Shopping centre in Lima, Peru

Centro Comercial Caminos del Inca, formerly known as Fashion Mall Caminos del Inca, is a shopping centre located between Caminos del Inca Avenue and Monterrey Street in Chacarilla del Estanque, Lima, Peru. Named after the adjacent avenue, it is the first such establishment of Santiago de Surco.

==History==
Following the urbanisation of the Chacarilla del Estanque hacienda in the 1970s, the Izaga family, who had sold the terrain, built a shopping centre to promote new housing projects. It opened in 1988, originally known as Fashion Mall Caminos del Inca. The new establishment replaced a convent originally destined to become a hospital, and was expanded in 2001.

In 2011, a grey Peugeot fell from the fourth floor's car park, falling into the mall's interior, with only the driver injured.

On March 18, 2019, the mall's movie theatre, UVK Multicines, shut down its operations after almost 20 years, being replaced by rival chain Cineplanet, who eventually closed without explanation in February 2025.

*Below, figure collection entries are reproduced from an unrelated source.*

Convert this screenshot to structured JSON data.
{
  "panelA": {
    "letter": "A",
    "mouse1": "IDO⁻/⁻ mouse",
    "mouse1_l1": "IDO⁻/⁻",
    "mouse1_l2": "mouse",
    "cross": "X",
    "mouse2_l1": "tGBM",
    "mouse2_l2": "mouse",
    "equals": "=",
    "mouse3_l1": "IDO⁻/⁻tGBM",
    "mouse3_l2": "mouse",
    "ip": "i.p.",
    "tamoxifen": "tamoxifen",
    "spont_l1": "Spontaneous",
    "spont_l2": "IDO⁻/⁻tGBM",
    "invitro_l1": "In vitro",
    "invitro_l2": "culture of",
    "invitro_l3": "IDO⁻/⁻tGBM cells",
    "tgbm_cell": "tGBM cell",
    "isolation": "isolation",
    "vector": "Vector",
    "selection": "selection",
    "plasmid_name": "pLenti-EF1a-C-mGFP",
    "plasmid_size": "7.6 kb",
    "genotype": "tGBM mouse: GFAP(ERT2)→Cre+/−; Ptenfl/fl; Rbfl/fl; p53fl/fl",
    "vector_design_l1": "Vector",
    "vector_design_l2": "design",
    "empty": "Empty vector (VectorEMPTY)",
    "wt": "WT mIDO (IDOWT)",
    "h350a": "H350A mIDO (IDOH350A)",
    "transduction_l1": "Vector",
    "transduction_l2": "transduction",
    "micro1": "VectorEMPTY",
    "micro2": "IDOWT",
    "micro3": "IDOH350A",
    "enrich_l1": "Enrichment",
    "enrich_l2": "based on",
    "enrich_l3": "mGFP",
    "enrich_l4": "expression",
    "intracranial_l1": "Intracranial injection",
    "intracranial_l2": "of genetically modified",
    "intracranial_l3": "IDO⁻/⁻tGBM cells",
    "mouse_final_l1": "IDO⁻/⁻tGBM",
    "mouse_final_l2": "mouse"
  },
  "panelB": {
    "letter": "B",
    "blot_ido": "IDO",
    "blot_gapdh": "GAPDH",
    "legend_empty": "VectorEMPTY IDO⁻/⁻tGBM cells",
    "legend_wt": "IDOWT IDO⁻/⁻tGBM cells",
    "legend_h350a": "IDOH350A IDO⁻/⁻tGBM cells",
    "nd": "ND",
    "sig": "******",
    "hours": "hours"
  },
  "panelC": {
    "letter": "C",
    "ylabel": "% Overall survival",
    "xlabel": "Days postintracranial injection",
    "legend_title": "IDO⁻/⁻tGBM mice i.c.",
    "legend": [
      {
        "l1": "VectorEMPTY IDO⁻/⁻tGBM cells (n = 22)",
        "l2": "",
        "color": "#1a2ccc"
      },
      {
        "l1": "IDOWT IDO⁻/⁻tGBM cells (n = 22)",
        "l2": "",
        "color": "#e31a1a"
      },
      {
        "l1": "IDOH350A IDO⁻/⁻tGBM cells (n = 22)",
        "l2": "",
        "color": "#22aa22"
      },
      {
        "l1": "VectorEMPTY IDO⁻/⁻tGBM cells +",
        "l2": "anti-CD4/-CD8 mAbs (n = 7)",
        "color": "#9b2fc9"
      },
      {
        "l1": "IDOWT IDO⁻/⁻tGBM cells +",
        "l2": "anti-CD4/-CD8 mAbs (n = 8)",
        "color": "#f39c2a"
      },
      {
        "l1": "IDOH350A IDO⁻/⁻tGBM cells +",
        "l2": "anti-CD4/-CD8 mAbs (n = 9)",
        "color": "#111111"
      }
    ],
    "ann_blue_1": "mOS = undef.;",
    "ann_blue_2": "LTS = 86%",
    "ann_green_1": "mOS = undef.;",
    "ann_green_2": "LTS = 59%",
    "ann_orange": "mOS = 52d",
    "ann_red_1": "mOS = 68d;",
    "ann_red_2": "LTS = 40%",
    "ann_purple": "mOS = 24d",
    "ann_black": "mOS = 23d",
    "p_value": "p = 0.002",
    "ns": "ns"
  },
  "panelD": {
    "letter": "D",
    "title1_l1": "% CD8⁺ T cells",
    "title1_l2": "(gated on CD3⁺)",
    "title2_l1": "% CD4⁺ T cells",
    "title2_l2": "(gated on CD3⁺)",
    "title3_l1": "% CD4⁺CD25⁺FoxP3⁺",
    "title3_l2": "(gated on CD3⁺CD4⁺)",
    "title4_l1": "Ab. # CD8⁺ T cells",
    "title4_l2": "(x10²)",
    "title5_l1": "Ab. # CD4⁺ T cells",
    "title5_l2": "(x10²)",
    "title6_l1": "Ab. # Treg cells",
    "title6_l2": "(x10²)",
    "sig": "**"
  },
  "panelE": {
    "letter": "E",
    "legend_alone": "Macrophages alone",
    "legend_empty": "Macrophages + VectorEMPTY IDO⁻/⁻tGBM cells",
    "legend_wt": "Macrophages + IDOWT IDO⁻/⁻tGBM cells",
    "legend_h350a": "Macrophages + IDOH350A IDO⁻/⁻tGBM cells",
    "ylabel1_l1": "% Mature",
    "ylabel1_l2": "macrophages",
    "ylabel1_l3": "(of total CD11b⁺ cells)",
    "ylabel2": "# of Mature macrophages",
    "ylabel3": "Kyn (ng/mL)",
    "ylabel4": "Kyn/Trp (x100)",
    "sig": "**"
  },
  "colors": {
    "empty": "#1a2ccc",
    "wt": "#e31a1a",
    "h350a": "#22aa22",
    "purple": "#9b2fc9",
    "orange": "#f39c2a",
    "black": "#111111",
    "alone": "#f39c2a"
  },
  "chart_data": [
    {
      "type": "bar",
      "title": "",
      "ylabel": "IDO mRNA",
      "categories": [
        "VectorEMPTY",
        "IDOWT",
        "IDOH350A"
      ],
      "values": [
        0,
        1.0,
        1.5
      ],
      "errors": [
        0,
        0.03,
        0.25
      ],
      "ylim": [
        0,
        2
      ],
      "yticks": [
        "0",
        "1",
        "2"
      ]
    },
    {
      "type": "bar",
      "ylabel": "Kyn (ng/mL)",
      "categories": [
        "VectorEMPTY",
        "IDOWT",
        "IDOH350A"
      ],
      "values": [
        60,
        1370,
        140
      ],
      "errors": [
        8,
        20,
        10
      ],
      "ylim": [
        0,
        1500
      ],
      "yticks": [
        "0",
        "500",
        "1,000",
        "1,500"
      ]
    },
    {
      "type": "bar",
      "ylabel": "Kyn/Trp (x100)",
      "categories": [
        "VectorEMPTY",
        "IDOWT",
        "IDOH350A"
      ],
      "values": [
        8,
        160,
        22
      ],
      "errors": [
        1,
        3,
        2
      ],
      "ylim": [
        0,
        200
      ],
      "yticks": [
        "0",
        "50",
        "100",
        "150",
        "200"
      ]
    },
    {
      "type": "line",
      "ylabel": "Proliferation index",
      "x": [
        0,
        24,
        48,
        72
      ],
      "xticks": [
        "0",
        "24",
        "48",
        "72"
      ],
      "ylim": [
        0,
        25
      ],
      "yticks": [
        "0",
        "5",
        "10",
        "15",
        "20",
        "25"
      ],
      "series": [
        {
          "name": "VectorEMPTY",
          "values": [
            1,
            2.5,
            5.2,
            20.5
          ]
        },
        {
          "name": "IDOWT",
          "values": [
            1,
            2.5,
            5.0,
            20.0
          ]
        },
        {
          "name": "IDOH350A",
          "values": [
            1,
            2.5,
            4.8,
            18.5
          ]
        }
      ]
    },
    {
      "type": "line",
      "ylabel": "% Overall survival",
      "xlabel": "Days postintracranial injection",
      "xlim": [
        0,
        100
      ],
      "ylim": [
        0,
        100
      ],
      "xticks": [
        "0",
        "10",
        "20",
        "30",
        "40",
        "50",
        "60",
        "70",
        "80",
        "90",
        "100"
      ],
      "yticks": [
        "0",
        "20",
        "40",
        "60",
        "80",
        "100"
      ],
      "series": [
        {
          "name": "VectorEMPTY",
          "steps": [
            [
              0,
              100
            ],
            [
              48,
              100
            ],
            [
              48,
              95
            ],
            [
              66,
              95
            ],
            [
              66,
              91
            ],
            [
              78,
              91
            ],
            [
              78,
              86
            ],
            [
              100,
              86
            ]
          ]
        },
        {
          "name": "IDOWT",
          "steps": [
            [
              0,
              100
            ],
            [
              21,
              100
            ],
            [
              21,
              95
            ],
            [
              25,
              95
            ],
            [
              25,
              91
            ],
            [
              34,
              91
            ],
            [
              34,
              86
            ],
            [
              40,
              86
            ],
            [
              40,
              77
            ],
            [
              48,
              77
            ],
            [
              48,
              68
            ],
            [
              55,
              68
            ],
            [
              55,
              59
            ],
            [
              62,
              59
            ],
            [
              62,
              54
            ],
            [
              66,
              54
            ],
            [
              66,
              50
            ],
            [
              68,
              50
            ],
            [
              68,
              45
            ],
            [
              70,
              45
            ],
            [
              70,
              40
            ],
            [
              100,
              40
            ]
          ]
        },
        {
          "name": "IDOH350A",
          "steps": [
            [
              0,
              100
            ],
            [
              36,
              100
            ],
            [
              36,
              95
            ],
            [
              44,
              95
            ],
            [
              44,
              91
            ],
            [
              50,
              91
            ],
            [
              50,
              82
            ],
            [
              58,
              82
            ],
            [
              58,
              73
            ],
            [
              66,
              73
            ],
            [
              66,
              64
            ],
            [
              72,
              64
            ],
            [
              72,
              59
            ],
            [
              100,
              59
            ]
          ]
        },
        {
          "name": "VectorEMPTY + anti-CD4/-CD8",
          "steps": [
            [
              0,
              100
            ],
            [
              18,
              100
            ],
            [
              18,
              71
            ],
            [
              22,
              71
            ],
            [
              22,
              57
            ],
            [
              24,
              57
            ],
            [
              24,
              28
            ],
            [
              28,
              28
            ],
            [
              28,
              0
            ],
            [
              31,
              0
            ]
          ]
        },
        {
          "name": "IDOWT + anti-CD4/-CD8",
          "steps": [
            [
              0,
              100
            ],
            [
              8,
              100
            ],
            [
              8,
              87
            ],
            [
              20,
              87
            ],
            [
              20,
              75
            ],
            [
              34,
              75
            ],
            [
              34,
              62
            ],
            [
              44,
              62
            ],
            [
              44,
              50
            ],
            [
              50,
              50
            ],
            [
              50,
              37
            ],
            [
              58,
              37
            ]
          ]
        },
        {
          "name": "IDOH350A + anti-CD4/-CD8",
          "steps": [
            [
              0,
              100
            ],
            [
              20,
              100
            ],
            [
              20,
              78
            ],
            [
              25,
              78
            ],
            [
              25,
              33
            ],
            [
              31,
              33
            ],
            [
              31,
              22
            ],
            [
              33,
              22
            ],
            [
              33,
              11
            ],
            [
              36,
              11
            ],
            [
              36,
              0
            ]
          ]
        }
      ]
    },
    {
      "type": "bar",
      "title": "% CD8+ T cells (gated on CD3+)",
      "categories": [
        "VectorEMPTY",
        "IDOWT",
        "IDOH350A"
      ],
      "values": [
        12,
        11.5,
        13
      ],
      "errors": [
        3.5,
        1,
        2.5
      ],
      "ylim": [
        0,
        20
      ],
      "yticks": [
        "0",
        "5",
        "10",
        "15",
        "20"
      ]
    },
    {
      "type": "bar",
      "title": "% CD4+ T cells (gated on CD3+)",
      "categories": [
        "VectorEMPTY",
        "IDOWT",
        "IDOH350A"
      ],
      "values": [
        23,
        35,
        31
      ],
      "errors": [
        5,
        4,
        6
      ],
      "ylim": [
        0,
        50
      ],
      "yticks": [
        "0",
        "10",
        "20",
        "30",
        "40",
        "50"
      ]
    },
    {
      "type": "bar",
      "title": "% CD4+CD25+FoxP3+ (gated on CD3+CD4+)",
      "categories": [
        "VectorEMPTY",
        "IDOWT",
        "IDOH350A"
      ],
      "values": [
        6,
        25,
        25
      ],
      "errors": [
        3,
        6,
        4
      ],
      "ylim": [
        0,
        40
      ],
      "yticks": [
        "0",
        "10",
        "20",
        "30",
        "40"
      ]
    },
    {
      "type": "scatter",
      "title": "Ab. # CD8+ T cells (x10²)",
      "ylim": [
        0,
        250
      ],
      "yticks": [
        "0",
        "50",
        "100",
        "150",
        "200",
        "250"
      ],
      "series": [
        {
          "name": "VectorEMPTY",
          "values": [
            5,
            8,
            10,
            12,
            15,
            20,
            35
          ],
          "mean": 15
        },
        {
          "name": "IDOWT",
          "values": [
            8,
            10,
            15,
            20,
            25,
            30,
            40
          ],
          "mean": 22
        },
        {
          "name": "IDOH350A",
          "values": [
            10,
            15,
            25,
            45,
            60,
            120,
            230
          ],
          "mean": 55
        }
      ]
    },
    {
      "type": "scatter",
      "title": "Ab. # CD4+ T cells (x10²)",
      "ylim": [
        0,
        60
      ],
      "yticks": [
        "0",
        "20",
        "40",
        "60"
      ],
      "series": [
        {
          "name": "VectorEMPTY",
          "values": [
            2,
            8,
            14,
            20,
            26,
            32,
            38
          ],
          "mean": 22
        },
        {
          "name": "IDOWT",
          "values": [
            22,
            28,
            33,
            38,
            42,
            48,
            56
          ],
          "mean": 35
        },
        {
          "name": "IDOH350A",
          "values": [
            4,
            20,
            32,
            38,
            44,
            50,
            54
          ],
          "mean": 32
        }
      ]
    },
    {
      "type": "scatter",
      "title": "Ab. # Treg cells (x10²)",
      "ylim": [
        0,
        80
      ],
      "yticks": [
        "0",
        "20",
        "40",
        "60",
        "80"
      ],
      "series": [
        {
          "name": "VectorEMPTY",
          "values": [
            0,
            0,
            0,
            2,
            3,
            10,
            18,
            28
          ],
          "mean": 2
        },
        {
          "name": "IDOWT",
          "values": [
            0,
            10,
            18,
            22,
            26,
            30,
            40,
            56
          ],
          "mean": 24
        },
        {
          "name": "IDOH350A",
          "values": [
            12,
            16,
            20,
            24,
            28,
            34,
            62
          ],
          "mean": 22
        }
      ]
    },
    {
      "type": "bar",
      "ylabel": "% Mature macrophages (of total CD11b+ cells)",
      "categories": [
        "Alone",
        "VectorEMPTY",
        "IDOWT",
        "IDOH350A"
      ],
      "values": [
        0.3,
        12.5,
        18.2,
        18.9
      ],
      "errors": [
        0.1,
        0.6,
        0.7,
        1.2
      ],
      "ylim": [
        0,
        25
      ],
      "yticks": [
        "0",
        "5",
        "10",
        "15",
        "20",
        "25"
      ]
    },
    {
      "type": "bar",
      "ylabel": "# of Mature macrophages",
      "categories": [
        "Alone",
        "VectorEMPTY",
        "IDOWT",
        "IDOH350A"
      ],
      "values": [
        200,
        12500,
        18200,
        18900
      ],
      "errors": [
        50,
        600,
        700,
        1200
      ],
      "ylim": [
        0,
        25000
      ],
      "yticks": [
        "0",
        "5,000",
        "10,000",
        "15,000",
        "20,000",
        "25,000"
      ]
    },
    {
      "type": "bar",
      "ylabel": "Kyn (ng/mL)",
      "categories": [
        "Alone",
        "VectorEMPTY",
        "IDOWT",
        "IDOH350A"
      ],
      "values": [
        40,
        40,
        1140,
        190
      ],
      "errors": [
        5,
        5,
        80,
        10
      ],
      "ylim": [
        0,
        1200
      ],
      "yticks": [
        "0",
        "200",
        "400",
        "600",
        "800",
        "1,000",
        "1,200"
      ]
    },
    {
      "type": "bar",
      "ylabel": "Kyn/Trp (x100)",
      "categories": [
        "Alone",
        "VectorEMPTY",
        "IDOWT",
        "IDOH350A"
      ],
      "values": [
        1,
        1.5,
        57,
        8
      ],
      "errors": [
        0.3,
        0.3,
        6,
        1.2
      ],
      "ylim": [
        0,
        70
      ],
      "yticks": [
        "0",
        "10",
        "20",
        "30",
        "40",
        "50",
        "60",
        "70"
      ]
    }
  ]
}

On April 22, 2025, the mall was temporarily closed due to mechanical failures regarding its elevators and escalators.

==Retail tenants==
Notable tenants include:

- Adidas Kids
- Banco Bilbao Vizcaya Argentaria
- Bancom
- Banco de Crédito del Perú
- Banco de la Nación
- Bembos
- Cineplanet
- Crisol
- GlobalNet
- Hush Puppies
- Ibero Librerías
- Inkafarma
- Jacinta Fernández
- Kayser
- Kids Made Here
- Latam Perú
- Plaza Vea
- Scotiabank
- Starbucks
- Tai Loy
- Tommy Hilfiger

The mall also once featured a number of stores, including: TACA Airlines, Pizza Nova, Soho Style, Do It, Dunkelvolk, Green Is Better, Koketa, Phantom, Renzo Costa, McDonald's, Rip Curl, UVK Multicines, among others.